Home » Former-Manchester United translator claims the club is all about “money, money, money” over football

Former-Manchester United translator claims the club is all about “money, money, money” over football

by Harry Robinson

Manchester United stopped being a football club when Sir Alex Ferguson retired in 2013, according to the club’s former-translator Debora Gomes.

An ex-Man United employee, Gomes has slammed the Reds for their current philosophy in the transfer market. She claims that Angel Di Maria was signed back in 2015 for financial reasons, because United’s senior figures thought he’d sell a lot of shirts.

Di Maria joined United from Real Madrid for a then-British record transfer fee in a £59.7m deal.

Gomes worked closely with di Maria, who failed in the number 7 shirt for United despite his high reputation.

“I noticed a lot,” Gomes said, speaking to Esporte Interativo. “So much so that I had the opportunity to talk to him. And he was unhappy at the club.

“Firstly, he couldn’t communicate with anyone. And second because he realised the club bought him not because the club thought ‘oh, he will bring titles to us because he is a good player.’ No. Because they simply wanted to sell his shirts.

“This I heard inside the club, the people talking. ‘Di Maria sells T-shirts, so let’s buy him’. So he was not happy.

“Then I realised, after Sir Alex Ferguson left the club, the club lost interest in football. It’s money, money, money. It’s making money and that’s it.

“So the players, when they try and decide who to buy, they will meticulously say: ‘what will bring more money?’ They are not thinking of bringing joy to the fans. They are thinking of selling.”

It’s damning from Gomes, though obviously her word alone cannot be taken as 100% truthful.

There is no doubt that United have lost much of what made the club unique in its history.

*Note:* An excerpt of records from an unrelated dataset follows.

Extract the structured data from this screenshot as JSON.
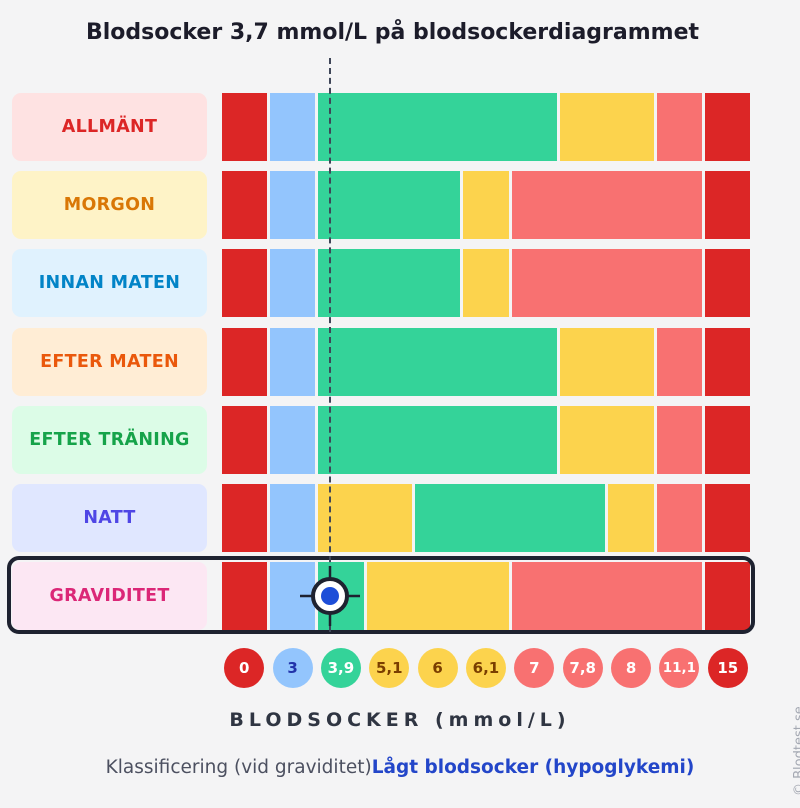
{
  "title": "Blodsocker 3,7 mmol/L på blodsockerdiagrammet",
  "watermark": "© Blodtest.se",
  "axis_label": "BLODSOCKER (mmol/L)",
  "classification": {
    "prefix": "Klassificering (vid graviditet)",
    "result": "Lågt blodsocker (hypoglykemi)"
  },
  "colors": {
    "red": "#dc2626",
    "blue": "#93c5fd",
    "green": "#34d399",
    "yellow": "#fcd34d",
    "salmon": "#f87171",
    "highlight_border": "#1e2230",
    "marker_dot": "#1d4ed8"
  },
  "chart_data": {
    "type": "table",
    "value": 3.7,
    "unit": "mmol/L",
    "highlighted_row": "GRAVIDITET",
    "scale_ticks": [
      {
        "label": "0",
        "color": "red",
        "text": "#ffffff"
      },
      {
        "label": "3",
        "color": "blue",
        "text": "#2233aa"
      },
      {
        "label": "3,9",
        "color": "green",
        "text": "#ffffff"
      },
      {
        "label": "5,1",
        "color": "yellow",
        "text": "#7a3e00"
      },
      {
        "label": "6",
        "color": "yellow",
        "text": "#7a3e00"
      },
      {
        "label": "6,1",
        "color": "yellow",
        "text": "#7a3e00"
      },
      {
        "label": "7",
        "color": "salmon",
        "text": "#ffffff"
      },
      {
        "label": "7,8",
        "color": "salmon",
        "text": "#ffffff"
      },
      {
        "label": "8",
        "color": "salmon",
        "text": "#ffffff"
      },
      {
        "label": "11,1",
        "color": "salmon",
        "text": "#ffffff"
      },
      {
        "label": "15",
        "color": "red",
        "text": "#ffffff"
      }
    ],
    "rows": [
      {
        "label": "ALLMÄNT",
        "bg": "#fee2e2",
        "fg": "#dc2626",
        "segments": [
          [
            0,
            1,
            "red"
          ],
          [
            1,
            2,
            "blue"
          ],
          [
            2,
            7,
            "green"
          ],
          [
            7,
            9,
            "yellow"
          ],
          [
            9,
            10,
            "salmon"
          ],
          [
            10,
            11,
            "red"
          ]
        ]
      },
      {
        "label": "MORGON",
        "bg": "#fef3c7",
        "fg": "#d97706",
        "segments": [
          [
            0,
            1,
            "red"
          ],
          [
            1,
            2,
            "blue"
          ],
          [
            2,
            5,
            "green"
          ],
          [
            5,
            6,
            "yellow"
          ],
          [
            6,
            10,
            "salmon"
          ],
          [
            10,
            11,
            "red"
          ]
        ]
      },
      {
        "label": "INNAN MATEN",
        "bg": "#e0f2fe",
        "fg": "#0284c7",
        "segments": [
          [
            0,
            1,
            "red"
          ],
          [
            1,
            2,
            "blue"
          ],
          [
            2,
            5,
            "green"
          ],
          [
            5,
            6,
            "yellow"
          ],
          [
            6,
            10,
            "salmon"
          ],
          [
            10,
            11,
            "red"
          ]
        ]
      },
      {
        "label": "EFTER MATEN",
        "bg": "#ffedd5",
        "fg": "#ea580c",
        "segments": [
          [
            0,
            1,
            "red"
          ],
          [
            1,
            2,
            "blue"
          ],
          [
            2,
            7,
            "green"
          ],
          [
            7,
            9,
            "yellow"
          ],
          [
            9,
            10,
            "salmon"
          ],
          [
            10,
            11,
            "red"
          ]
        ]
      },
      {
        "label": "EFTER TRÄNING",
        "bg": "#dcfce7",
        "fg": "#16a34a",
        "segments": [
          [
            0,
            1,
            "red"
          ],
          [
            1,
            2,
            "blue"
          ],
          [
            2,
            7,
            "green"
          ],
          [
            7,
            9,
            "yellow"
          ],
          [
            9,
            10,
            "salmon"
          ],
          [
            10,
            11,
            "red"
          ]
        ]
      },
      {
        "label": "NATT",
        "bg": "#e0e7ff",
        "fg": "#4f46e5",
        "segments": [
          [
            0,
            1,
            "red"
          ],
          [
            1,
            2,
            "blue"
          ],
          [
            2,
            4,
            "yellow"
          ],
          [
            4,
            8,
            "green"
          ],
          [
            8,
            9,
            "yellow"
          ],
          [
            9,
            10,
            "salmon"
          ],
          [
            10,
            11,
            "red"
          ]
        ]
      },
      {
        "label": "GRAVIDITET",
        "bg": "#fce7f3",
        "fg": "#db2777",
        "segments": [
          [
            0,
            1,
            "red"
          ],
          [
            1,
            2,
            "blue"
          ],
          [
            2,
            3,
            "green"
          ],
          [
            3,
            6,
            "yellow"
          ],
          [
            6,
            10,
            "salmon"
          ],
          [
            10,
            11,
            "red"
          ]
        ]
      }
    ]
  }
}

However, the real changes began occurring in the late 1990s and early 2000s, most notably at a few points, signing a huge commercial deal with Vodafone and the Glazers’ controversial takeover in 2005.

Did it all change with Ferguson left? Perhaps a lot did. Certainly a lot of key figures left, including David Gill, who did far less commercially than his successor Ed Woodward, an absolute machine when it comes to signing sponsorship deals.

Woodward generates the club a huge amount of money off-the-pitch and there’s little doubt that the focus on off-pitch matters has led to less focus on the football side of things. Is it as bad as Gomes suggests? We can’t say, but hopefully not.